This is a short short story which no editor would want to promote since it’s about a role reversal, the editor being on his/her knees. I tried to send it out, to meet nothing but silence.
The Acceptance of Little Red Riding Hood Joachim Frank
(1231 words)
The muffled voice on the phone was the voice of an editor. He wanted to talk to me, but about what? My immediate thought was that editors of literary magazines ought to be more articulate. Some of his sentences went unfinished. Some had no verbs, a no-no in this line of business. I asked him to repeat what he said. I became impatient, almost rude. In an inexplicable role reversal, I enjoyed being rude to the editor.
“Isn’t that your story?” he said. “About Little Red Riding Hood?”
“Little Red Riding Hood? Did I write that? Why exactly do you want to print it?”
And here his voice became excited, as he said yes, yes, yes, as though trying to make up for the slow and vague start of the conversation. Still no verbs.
The fact is, I did write a short story called ‘Little Red Riding Hood’, and vaguely remember its concept, an intentionally confused interplay between the children’s story and the struggle of a writer to get published, but I don’t remember exactly how the story went.

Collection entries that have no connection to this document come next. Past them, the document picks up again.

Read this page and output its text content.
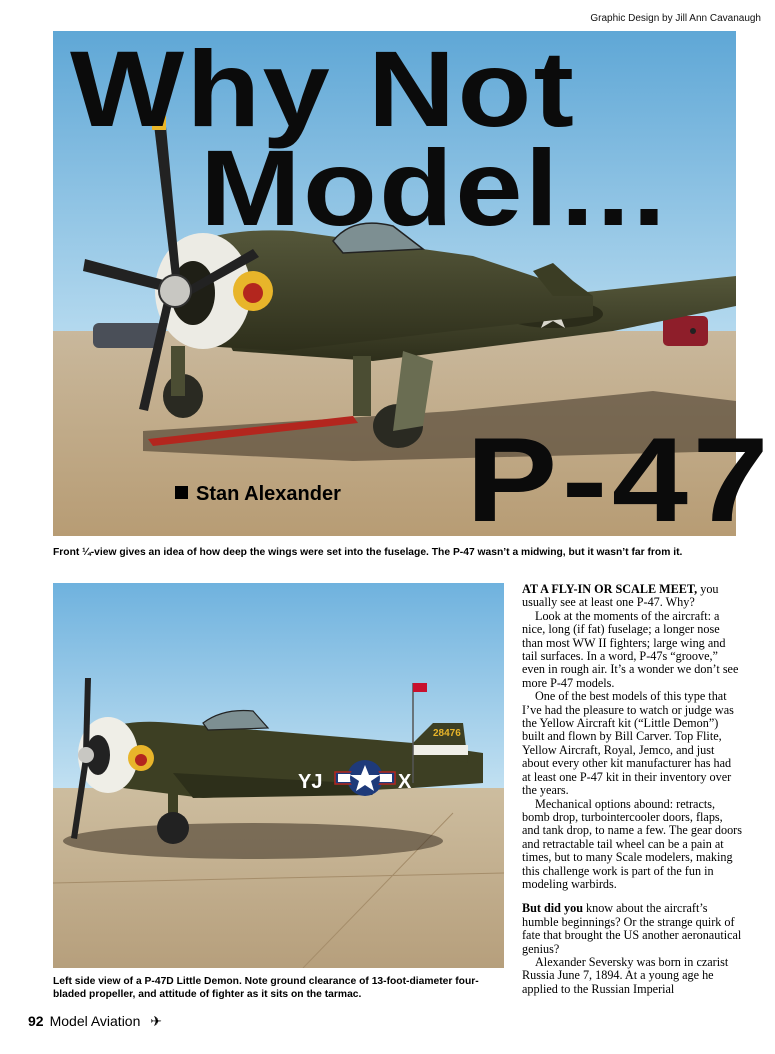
Graphic Design by Jill Ann Cavanaugh
Why Not
Model...
P-47
Stan Alexander
Front ¼-view gives an idea of how deep the wings were set into the fuselage. The P-47 wasn’t a midwing, but it wasn’t far from it.
28476
YJ	X
Left side view of a P-47D Little Demon. Note ground clearance of 13-foot-diameter four-bladed propeller, and attitude of fighter as it sits on the tarmac.

AT A FLY-IN OR SCALE MEET, you usually see at least one P-47. Why?

Look at the moments of the aircraft: a nice, long (if fat) fuselage; a longer nose than most WW II fighters; large wing and tail surfaces. In a word, P-47s “groove,” even in rough air. It’s a wonder we don’t see more P-47 models.

One of the best models of this type that I’ve had the pleasure to watch or judge was the Yellow Aircraft kit (“Little Demon”) built and flown by Bill Carver. Top Flite, Yellow Aircraft, Royal, Jemco, and just about every other kit manufacturer has had at least one P-47 kit in their inventory over the years.

Mechanical options abound: retracts, bomb drop, turbointercooler doors, flaps, and tank drop, to name a few. The gear doors and retractable tail wheel can be a pain at times, but to many Scale modelers, making this challenge work is part of the fun in modeling warbirds.

But did you know about the aircraft’s humble beginnings? Or the strange quirk of fate that brought the US another aeronautical genius?

Alexander Seversky was born in czarist Russia June 7, 1894. At a young age he applied to the Russian Imperial

92 Model Aviation ✈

All I could remember is there was no plot. Yes, there was a girl, but was she little? She might have been in the forest, but was there a wolf? The wolf, if indeed there was one, might have been a metaphor for the publisher of the magazine I tried to launch my story in. And this business with the hood was too cute to come from my pen. This is where doubts begin to raise their ugly little pinheads. But the fact that the story was accepted made me run to the attic, way up in my house, to secure a copy of the manuscript, so that I could breathe in, slurp up the words I had written, with all their elegance and sagacity. With their significations and stealth. With their utter playfulness and lust.